Batya Erdstein makes ceramics by hand in Itamar. Tzvika Zamir makes skincare under the name Asif. When you order, you are buying from these two families directly, the way you would from a neighbor down the street.
Meet the families and see their shops

Batya makes every piece by hand in her studio in Itamar, in the hills of Samaria. She was born in San Diego, moved to Israel to raise her six children close to the land, and found her craft twelve years ago when her husband gave her a pottery wheel.
She draws her motifs, the pomegranates and pressed flowers, from the hills around her home. Each piece is signed Batya.
This is the bowl on your table and the mug you reach for every morning.

Tzvika built Asif and named it after his daughter, Asif, which means harvest in Hebrew. He worked for years with a leading Israeli chemist to get the formulas right, including a shampoo he spent nine months perfecting so it would not dry out hair, and a hyaluronic acid serum built to actually absorb.
The botanicals come from the Dead Sea and the hills of Galilee.
This is the serum and cream that become part of your morning and evening.

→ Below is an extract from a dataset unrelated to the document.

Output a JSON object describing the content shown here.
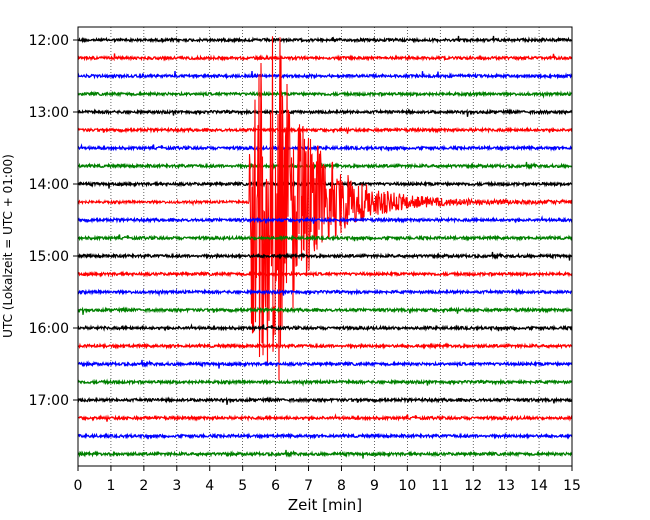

Your order pays Batya and Tzvika fairly for their work and keeps their family workshops growing through a hard year for Israel. This is not a donation and not charity. You buy something real and made with care, and two families in Israel grow stronger because of it.
You drink your coffee from Batya's mug, you use Tzvika's cream at night, and every day these two families are quietly part of your home. That is what turns a single order into a standing connection, not a one-time gesture.